Bretez, Louis

La perspective pratique de architecture, contenant par leçons une maniere nouvelle corte et aisée pour representer en perspective les ordonnances d’architecture & les places fortifiées. Ouvrage tres-utile aux peintres, architectes, ingénieurs, & autres dessinateurs.

Paris, Charles Antoine Jombert 1751.

Reference: 14111
Price: £2 [convert currency]

Full Description

Large folio. Engraved frontispiece, (4)pp, (2) leaves of engraved text, 52 + (5) engraved plates. Contemporary full mottled calf, gilt spine (a small area of surface loss on lower cover). The Bute copy, with the Luton Library bookplate of the 1st Marquess of Bute (1744-1814) or of the 2nd Marquess of Bute (1793-1848). A good, unrestored copy.
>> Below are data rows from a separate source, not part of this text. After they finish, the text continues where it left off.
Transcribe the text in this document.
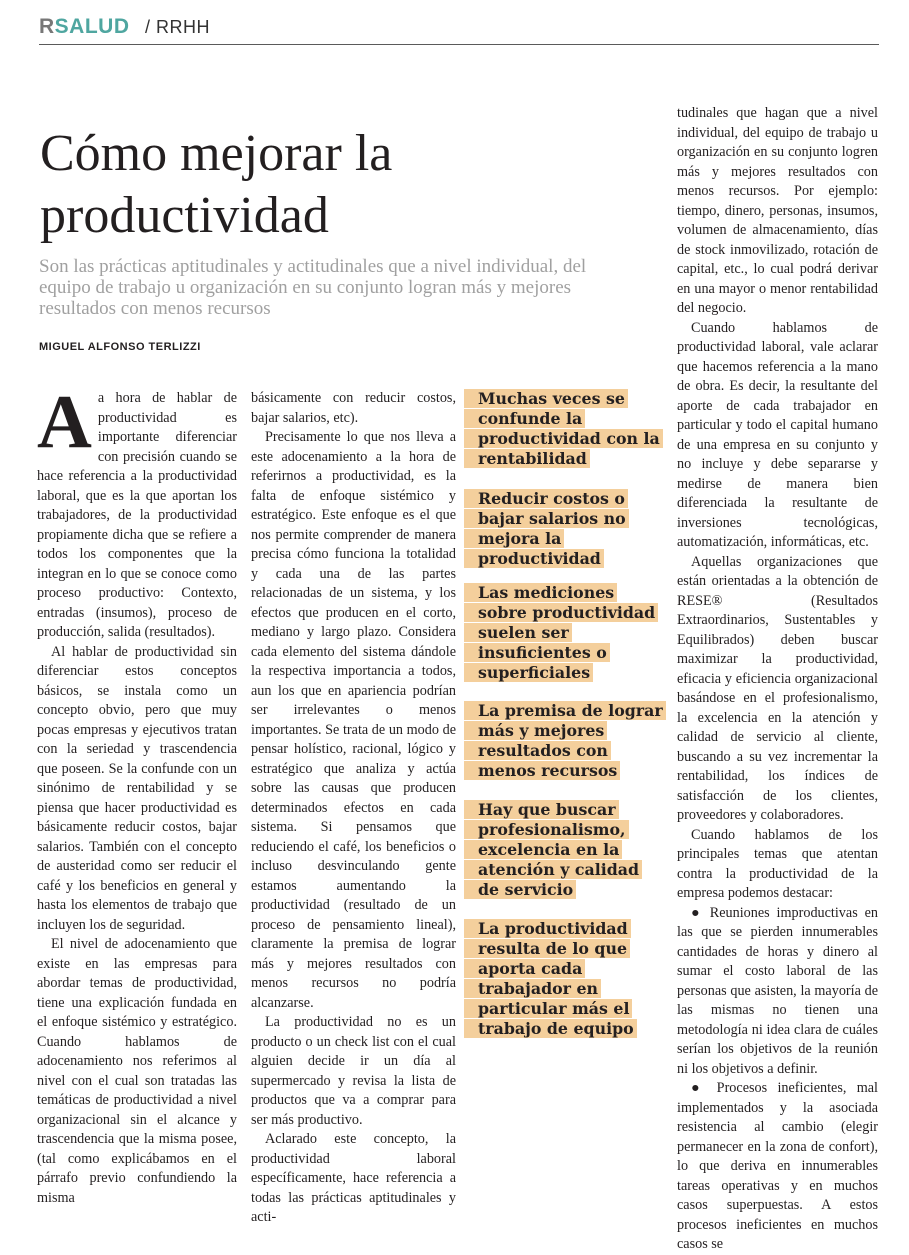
RSALUD / RRHH
Cómo mejorar la productividad

Son las prácticas aptitudinales y actitudinales que a nivel individual, del equipo de trabajo u organización en su conjunto logran más y mejores resultados con menos recursos

MIGUEL ALFONSO TERLIZZI

Aa hora de hablar de productividad es importante diferenciar con precisión cuando se hace referencia a la productividad laboral, que es la que aportan los trabajadores, de la productividad propiamente dicha que se refiere a todos los componentes que la integran en lo que se conoce como proceso productivo: Contexto, entradas (insumos), proceso de producción, salida (resultados).

Al hablar de productividad sin diferenciar estos conceptos básicos, se instala como un concepto obvio, pero que muy pocas empresas y ejecutivos tratan con la seriedad y trascendencia que poseen. Se la confunde con un sinónimo de rentabilidad y se piensa que hacer productividad es básicamente reducir costos, bajar salarios. También con el concepto de austeridad como ser reducir el café y los beneficios en general y hasta los elementos de trabajo que incluyen los de seguridad.

El nivel de adocenamiento que existe en las empresas para abordar temas de productividad, tiene una explicación fundada en el enfoque sistémico y estratégico. Cuando hablamos de adocenamiento nos referimos al nivel con el cual son tratadas las temáticas de productividad a nivel organizacional sin el alcance y trascendencia que la misma posee, (tal como explicábamos en el párrafo previo confundiendo la misma

básicamente con reducir costos, bajar salarios, etc).

Precisamente lo que nos lleva a este adocenamiento a la hora de referirnos a productividad, es la falta de enfoque sistémico y estratégico. Este enfoque es el que nos permite comprender de manera precisa cómo funciona la totalidad y cada una de las partes relacionadas de un sistema, y los efectos que producen en el corto, mediano y largo plazo. Considera cada elemento del sistema dándole la respectiva importancia a todos, aun los que en apariencia podrían ser irrelevantes o menos importantes. Se trata de un modo de pensar holístico, racional, lógico y estratégico que analiza y actúa sobre las causas que producen determinados efectos en cada sistema. Si pensamos que reduciendo el café, los beneficios o incluso desvinculando gente estamos aumentando la productividad (resultado de un proceso de pensamiento lineal), claramente la premisa de lograr más y mejores resultados con menos recursos no podría alcanzarse.

La productividad no es un producto o un check list con el cual alguien decide ir un día al supermercado y revisa la lista de productos que va a comprar para ser más productivo.

Aclarado este concepto, la productividad laboral específicamente, hace referencia a todas las prácticas aptitudinales y acti-

Muchas veces se confunde la productividad con la rentabilidad

Reducir costos o bajar salarios no mejora la productividad

Las mediciones sobre productividad suelen ser insuficientes o superficiales

La premisa de lograr más y mejores resultados con menos recursos

Hay que buscar profesionalismo, excelencia en la atención y calidad de servicio

La productividad resulta de lo que aporta cada trabajador en particular más el trabajo de equipo

tudinales que hagan que a nivel individual, del equipo de trabajo u organización en su conjunto logren más y mejores resultados con menos recursos. Por ejemplo: tiempo, dinero, personas, insumos, volumen de almacenamiento, días de stock inmovilizado, rotación de capital, etc., lo cual podrá derivar en una mayor o menor rentabilidad del negocio.

Cuando hablamos de productividad laboral, vale aclarar que hacemos referencia a la mano de obra. Es decir, la resultante del aporte de cada trabajador en particular y todo el capital humano de una empresa en su conjunto y no incluye y debe separarse y medirse de manera bien diferenciada la resultante de inversiones tecnológicas, automatización, informáticas, etc.

Aquellas organizaciones que están orientadas a la obtención de RESE® (Resultados Extraordinarios, Sustentables y Equilibrados) deben buscar maximizar la productividad, eficacia y eficiencia organizacional basándose en el profesionalismo, la excelencia en la atención y calidad de servicio al cliente, buscando a su vez incrementar la rentabilidad, los índices de satisfacción de los clientes, proveedores y colaboradores.

Cuando hablamos de los principales temas que atentan contra la productividad de la empresa podemos destacar:

● Reuniones improductivas en las que se pierden innumerables cantidades de horas y dinero al sumar el costo laboral de las personas que asisten, la mayoría de las mismas no tienen una metodología ni idea clara de cuáles serían los objetivos de la reunión ni los objetivos a definir.

● Procesos ineficientes, mal implementados y la asociada resistencia al cambio (elegir permanecer en la zona de confort), lo que deriva en innumerables tareas operativas y en muchos casos superpuestas. A estos procesos ineficientes en muchos casos se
A rare and handsome publication on architectural perspective by Louis Bretez, otherwise best known as the draughtsman employed by Turgot in the mid 1730s to produce his celebrated map of Paris. The first edition of the present book had been published in 1706, when Bretez was a much younger man, and it may be that Bretez was dead by the time of the book’s mid eighteenth century reissues, initially in 1746 and then again in 1751. As originally conceived the book was engraved more or less throughout, with only the title leaf and preface being printed in letterpress, and each plate carries varying amounts of explanatory engraved text in addition to accurately engraved diagrams showing how to draw the orders of architecture and other architectural details. The present copy of the 1751 edition includes five further engraved plates bound in at the end, in the same format as Bretez’s original plates but engraved by a different hand, and without plate numbers, captions or explanatory text. A catalogue note for the Fowler copy of the 1706 edition of this title (Fowler Cat 66) refers to the present Jombert edition having four (sic) additional plates, but the Sotheby catalogue entry for the late M. de Vitry’s copy of the Jombert edition (Sotheby 10-11 April 2002, lot 102, much inferior to our present copy) makes no reference to additional plates, and it may therefore be that the 1751 edition exists in more than one differing state. The Berlin copy was of the 1706 edition (Berlin Cat 4727), while there was no copy of any of the editions of this title in the BAL Cat. The bookplate in this copy shows that the copy derives from the extensive library, strong in architectural books, formed by successive Lords Bute at Luton Hoo, their Bedfordshire country house. Although the bookplate itself is of early nineteenth century date, the core of the library had been put together by John Stuart, 3rd Earl of Bute (1713-1792), briefly Prime Minister early in the reign of George III, and the present book may well once have been his, since he was keenly interested in architecture and in related subjects.